ROPE and estimation precision are typically business-related. ROPE is defined as a region with a similar business impact to the expected impact. Precision should be determined so that it limits the probability of getting a false positive (falsely accepting the hypothesis, that is - claiming the population performance is within ROPE) or false negative probability down to the business-required level. It is sometimes difficult to provide those parameters, yet it is still worth running a Probabilistic Model Evaluation. For those cases, NannyML provides reasonable defaults for ROPE and estimation precision.
Default ROPE reflects the hypothesis that an ML model performance is no worse than the one from reference data. In practice, default ROPE spans from the left 95% HDI edge from reference performance posterior to the maximum value of the metric possible (1 for the metrics currently supported). Figure 1 shows the default ROPE.

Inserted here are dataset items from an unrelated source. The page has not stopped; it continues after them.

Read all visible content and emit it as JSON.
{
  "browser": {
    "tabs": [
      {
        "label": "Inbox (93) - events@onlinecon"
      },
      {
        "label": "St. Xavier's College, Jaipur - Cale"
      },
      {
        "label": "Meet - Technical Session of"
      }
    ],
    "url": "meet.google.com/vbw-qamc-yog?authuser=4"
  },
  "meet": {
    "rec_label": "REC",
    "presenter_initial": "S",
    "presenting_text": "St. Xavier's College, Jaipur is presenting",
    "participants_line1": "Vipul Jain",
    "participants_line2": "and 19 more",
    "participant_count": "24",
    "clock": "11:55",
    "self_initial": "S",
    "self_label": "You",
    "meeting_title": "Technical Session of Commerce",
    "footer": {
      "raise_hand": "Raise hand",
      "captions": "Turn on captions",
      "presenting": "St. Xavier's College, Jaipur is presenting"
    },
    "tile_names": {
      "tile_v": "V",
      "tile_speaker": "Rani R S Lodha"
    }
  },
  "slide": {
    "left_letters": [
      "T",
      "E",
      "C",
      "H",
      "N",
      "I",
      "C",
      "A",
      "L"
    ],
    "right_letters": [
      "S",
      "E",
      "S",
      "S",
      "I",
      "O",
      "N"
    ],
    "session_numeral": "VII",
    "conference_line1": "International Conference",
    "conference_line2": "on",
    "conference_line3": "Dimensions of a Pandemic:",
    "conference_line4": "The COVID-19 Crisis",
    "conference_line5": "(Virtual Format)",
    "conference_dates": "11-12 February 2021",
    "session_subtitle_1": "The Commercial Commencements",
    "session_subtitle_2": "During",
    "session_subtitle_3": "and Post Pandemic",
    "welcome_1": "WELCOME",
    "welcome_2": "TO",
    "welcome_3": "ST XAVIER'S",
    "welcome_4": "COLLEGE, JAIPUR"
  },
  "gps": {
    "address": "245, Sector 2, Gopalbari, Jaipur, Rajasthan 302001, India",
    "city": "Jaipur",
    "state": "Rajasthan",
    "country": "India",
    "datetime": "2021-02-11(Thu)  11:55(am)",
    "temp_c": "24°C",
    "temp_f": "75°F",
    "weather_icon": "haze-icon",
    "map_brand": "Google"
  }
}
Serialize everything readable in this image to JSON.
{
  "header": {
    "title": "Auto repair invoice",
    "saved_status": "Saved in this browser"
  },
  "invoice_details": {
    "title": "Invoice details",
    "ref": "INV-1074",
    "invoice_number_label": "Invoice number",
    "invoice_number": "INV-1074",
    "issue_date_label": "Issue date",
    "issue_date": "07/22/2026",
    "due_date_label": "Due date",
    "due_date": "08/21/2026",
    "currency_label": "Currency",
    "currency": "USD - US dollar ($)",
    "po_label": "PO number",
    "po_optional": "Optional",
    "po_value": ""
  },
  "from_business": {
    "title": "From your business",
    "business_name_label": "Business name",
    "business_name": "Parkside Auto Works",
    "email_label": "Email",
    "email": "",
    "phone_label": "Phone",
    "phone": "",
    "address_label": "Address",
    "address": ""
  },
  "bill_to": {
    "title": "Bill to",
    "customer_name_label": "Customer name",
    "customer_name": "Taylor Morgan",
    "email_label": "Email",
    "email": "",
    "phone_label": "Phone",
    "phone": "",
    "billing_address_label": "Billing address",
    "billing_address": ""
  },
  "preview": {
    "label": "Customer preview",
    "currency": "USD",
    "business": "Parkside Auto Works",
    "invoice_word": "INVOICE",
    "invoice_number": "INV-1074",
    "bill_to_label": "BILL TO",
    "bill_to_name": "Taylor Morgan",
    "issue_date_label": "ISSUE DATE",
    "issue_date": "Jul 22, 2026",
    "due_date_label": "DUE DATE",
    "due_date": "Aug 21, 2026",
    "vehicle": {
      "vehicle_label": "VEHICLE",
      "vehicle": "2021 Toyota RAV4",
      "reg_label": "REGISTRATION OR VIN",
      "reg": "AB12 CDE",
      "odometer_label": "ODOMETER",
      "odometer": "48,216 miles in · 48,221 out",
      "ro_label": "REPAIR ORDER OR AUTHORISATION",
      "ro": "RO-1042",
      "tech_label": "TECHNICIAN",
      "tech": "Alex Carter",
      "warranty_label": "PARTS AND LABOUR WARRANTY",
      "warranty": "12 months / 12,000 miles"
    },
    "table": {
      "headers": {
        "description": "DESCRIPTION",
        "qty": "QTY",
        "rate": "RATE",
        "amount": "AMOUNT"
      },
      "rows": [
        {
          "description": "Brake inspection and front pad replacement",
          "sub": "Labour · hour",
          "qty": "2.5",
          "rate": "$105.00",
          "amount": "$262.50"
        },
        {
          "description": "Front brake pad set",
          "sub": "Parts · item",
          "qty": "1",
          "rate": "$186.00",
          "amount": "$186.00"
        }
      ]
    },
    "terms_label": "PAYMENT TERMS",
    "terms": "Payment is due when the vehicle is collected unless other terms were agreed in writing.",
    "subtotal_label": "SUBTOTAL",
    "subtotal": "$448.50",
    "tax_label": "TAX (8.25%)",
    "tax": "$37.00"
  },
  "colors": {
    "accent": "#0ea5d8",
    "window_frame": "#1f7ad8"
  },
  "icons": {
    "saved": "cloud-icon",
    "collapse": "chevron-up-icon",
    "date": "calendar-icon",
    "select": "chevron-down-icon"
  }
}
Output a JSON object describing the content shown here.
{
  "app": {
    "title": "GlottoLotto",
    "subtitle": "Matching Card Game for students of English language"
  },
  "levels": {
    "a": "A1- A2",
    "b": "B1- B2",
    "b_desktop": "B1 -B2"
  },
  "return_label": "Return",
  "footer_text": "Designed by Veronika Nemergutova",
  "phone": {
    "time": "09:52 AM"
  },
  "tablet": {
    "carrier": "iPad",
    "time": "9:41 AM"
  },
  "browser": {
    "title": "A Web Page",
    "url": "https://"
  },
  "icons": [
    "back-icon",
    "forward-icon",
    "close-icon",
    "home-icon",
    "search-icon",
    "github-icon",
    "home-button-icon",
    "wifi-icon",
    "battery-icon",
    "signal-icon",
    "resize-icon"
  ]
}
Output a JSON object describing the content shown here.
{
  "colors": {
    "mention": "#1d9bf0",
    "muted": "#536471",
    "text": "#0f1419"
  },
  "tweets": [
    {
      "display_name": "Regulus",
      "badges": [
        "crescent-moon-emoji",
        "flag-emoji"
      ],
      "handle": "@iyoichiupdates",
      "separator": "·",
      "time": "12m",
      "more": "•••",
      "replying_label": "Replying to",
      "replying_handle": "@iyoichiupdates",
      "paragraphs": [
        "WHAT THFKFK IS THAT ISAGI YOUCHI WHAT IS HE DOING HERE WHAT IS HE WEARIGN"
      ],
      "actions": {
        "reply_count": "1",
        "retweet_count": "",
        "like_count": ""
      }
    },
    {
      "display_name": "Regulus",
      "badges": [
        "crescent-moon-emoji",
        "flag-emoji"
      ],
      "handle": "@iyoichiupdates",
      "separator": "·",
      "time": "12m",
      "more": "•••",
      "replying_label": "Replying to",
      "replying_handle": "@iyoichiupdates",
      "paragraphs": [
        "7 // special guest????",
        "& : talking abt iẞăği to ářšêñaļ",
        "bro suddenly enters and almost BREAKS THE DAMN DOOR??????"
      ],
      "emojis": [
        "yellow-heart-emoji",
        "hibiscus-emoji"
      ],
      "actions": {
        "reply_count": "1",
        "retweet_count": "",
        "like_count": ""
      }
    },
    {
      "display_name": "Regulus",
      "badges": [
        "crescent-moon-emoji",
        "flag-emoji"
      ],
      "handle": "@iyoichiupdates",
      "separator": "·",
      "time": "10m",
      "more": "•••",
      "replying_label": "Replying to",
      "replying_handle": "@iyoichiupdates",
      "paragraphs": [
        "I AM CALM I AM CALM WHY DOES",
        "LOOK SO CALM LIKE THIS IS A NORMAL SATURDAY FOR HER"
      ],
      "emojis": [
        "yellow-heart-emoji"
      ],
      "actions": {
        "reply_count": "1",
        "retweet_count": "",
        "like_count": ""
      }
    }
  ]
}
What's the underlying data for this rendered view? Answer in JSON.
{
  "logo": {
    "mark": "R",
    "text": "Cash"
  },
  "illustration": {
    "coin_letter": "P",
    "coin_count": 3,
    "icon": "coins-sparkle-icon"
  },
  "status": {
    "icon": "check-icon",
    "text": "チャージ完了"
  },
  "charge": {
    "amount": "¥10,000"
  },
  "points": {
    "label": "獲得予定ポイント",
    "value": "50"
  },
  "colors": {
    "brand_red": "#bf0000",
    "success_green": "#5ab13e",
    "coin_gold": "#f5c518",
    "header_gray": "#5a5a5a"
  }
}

The default precision is calculated to ensure the experiment's power is 0.8, with the experiment's goal to get a conclusive answer (to accept or reject the hypothesis). At the default precision, the experiment will yield a conclusive answer with 80% probability. The process of estimating the default precision is the following:
Assume that the hypothesis is correct: the performance metric is within ROPE.
Sample performance metric uniformly from ROPE.
Generate n observations of data that we could observe given the performance metric sampled (similarly to predictive posterior sampling).
Get posterior from the sampled observations.
Calculate the HDI of the posterior from 4.
Check whether HDI is fully within the ROPE.
Repeat steps 2-6 multiple times. Store the result from step 6.
Check if ~80% of the experiment results (step 6) give a conclusive answer.
Repeat steps 2-8 to find n, for which 80% of experiments give a conclusive, positive answer.
Repeat the process with the assumption that the hypothesis should be rejected (that is - sample performance metric from outside of ROPE) to find n for this assumption. Pick the larger n.